Encefalopatia secondaria alla tossicità da lamotrigina / Neurologia (Edizione inglese)

L’ingestione volontaria di farmaci con intento suicidario è più frequente nei pazienti con epilessia o disturbi psichiatrici rispetto alla popolazione generale.1 In questo modo, i farmaci prescritti per tali condizioni sono suscettibili di causare intossicazione.

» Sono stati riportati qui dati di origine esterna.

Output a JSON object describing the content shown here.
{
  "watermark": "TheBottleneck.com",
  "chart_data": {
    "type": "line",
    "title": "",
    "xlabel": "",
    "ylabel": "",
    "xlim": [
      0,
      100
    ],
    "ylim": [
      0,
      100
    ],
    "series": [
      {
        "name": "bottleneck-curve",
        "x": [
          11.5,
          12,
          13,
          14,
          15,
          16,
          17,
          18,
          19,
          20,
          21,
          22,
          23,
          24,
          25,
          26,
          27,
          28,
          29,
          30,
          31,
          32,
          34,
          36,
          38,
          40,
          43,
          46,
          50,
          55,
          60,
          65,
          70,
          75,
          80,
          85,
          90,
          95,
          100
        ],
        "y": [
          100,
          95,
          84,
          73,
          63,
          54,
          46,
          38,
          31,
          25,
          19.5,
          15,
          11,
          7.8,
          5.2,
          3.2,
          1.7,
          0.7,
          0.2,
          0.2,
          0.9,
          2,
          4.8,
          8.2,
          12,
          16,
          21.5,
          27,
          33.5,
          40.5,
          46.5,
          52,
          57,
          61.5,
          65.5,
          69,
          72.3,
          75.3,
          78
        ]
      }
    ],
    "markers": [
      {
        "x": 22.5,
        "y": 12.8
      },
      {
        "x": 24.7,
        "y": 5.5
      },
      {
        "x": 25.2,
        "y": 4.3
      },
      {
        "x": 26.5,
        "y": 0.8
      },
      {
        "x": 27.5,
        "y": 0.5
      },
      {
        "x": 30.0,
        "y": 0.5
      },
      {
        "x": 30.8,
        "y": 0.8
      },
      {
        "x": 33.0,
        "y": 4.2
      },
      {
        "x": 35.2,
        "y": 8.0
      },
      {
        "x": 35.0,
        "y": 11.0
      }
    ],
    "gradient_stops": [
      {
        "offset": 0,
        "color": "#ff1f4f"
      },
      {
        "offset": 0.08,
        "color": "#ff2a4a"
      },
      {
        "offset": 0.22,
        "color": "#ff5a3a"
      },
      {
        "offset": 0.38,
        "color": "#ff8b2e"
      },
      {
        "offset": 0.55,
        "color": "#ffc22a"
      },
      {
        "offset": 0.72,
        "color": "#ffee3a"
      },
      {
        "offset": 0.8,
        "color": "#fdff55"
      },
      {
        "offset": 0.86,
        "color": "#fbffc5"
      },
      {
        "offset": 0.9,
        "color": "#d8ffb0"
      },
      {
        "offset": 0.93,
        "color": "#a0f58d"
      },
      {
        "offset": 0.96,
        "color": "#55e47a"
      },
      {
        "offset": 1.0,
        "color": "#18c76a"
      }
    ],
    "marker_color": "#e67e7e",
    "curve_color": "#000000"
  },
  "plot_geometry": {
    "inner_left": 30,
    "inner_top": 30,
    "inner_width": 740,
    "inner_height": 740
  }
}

Lamotrigina, un farmaco antiepilettico ad ampio spettro (AED), è approvato per il trattamento dell’epilessia (sia in monoterapia che in politerapia) e anche del disturbo bipolare, grazie alla sua azione come stabilizzatore dell’umore.1 È ampiamente usato grazie alla sua buona tollerabilità.1 Tuttavia, dato il suo alto indice di tossicità rispetto ad altri AEDS,2 dobbiamo avere familiarità con il suo profilo farmacologico e altri possibili effetti avversi.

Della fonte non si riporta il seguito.